Higher-Order Derivatives in the Lagrangian

Question

I am trying to derive the equations of motion for a Lagrangian which depends on $(q, \dot{q}, \ddot{q}).$ I proceed by the typical route via Hamilton's Principle, $\delta S = 0$ by effecting a variation $\epsilon \eta$ on the path with $\eta$ smooth and vanishing on the endpoints. After some integrating by parts and vanishing of surface terms, I arrive at (to first order in $\epsilon$): $$\delta S = \int\left[\eta\frac{\partial L}{\partial q} - \eta\frac{\mathrm{d}}{\mathrm{d} t}\left(\frac{\partial L}{\partial \dot{q}}\right) + \eta\frac{\mathrm{d}^2}{\mathrm{d}t^2}\left(\frac{\partial L}{\partial \ddot{q}}\right) + \frac{\mathrm{d}^2}{\mathrm{d}t^2}\left(\frac{\partial L}{\partial \ddot{q}} \eta \right)\right]\mathrm{d} t.$$

It is clear to me that either the last term in the integral above should vanish, or else I made an error and it ought not to appear at all. If it is the former case, by what argument does this term vanish?

Answer 1

You have to impose that $\eta(t_0)=\eta(t_1)=\dot{\eta}(t_0)=\dot{\eta}(t_1)=0$ where $t_0$ and $t_1$ are the endpoints of the time interval over which you are integrating. Then, the last term is: \begin{equation} \int_{t_0}^{t_1}\frac{d^2}{dt^2} \left(\frac{\partial L}{\partial\ddot{q}}\eta\right)dt = \left[\frac{d}{dt}\left(\frac{\partial L}{\partial\ddot{q}}\eta\right)\right]_{t_0}^{t_1} = \left[\eta\frac{d}{dt}\left(\frac{\partial L}{\partial\ddot{q}}\right)\right]_{t_0}^{t_1}+ \left[\dot{\eta}\frac{\partial L}{\partial\ddot{q}}\right]_{t_0}^{t_1} = 0 \end{equation} The Euler-Lagrange equation is then: \begin{equation} \frac{\partial L}{\partial q} - \frac{d}{dt}\left(\frac{\partial L}{\partial \dot{q}}\right) + \frac{d^2}{dt^2}\left(\frac{\partial L}{\partial \ddot{q}}\right) = 0 \end{equation} As a justification for the conditions over $\eta$ and its derivative at the endpoints observe that, in general, $\partial L/\partial\ddot{q}$ may depend on $\ddot{q}$, so the equation of motion will be of fourth order.
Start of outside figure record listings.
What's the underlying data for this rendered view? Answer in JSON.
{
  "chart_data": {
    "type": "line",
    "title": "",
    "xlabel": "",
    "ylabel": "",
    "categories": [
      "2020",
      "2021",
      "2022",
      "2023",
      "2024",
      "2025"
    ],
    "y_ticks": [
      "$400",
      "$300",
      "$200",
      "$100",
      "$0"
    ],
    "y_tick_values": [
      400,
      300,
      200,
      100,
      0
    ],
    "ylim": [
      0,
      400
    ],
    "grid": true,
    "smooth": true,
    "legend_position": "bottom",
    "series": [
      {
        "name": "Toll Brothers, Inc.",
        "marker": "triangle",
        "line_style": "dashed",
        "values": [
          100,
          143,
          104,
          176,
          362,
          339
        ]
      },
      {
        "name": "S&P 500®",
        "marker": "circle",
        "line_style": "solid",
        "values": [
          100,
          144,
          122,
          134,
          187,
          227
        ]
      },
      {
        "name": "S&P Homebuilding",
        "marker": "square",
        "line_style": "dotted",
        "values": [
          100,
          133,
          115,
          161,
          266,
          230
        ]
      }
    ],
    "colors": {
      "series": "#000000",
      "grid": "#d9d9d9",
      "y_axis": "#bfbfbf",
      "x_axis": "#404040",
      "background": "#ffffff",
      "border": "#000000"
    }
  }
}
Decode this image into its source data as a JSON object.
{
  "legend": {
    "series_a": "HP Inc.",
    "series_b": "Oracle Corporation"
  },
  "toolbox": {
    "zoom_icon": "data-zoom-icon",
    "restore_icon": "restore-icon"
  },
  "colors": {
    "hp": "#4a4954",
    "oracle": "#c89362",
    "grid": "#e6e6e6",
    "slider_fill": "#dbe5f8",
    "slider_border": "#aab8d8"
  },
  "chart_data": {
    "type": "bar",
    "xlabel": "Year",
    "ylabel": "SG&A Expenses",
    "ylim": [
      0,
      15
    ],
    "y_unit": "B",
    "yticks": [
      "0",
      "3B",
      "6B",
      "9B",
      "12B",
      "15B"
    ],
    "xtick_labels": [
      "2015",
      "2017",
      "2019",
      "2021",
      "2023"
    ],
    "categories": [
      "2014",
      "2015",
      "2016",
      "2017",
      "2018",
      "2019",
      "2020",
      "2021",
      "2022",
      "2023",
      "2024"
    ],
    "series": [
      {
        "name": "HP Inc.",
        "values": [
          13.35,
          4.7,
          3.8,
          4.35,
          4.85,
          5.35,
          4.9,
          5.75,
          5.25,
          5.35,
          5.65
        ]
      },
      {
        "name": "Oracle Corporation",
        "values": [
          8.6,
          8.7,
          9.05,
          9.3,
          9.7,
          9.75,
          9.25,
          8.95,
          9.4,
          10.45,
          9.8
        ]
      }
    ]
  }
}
To obtain a solution, four conditions will be needed. In the case of $L$ depending only on $q$ and $\dot{q}$, for a second order equation we needed two conditions: fixing $q(t_0)$ and $q(t_1)$. In the fourth order case, it is reasonable to fix $q(t_0)$, $q(t_1)$, $\dot{q}(t_0)$ and $\dot{q}(t_1)$.

Therefore, as $\delta q=\epsilon\eta$ and $\delta \dot{q}=\epsilon\dot{\eta}$ we have that $\eta(t_0)=\eta(t_1)=\dot{\eta}(t_0)=\dot{\eta}(t_1)=0$.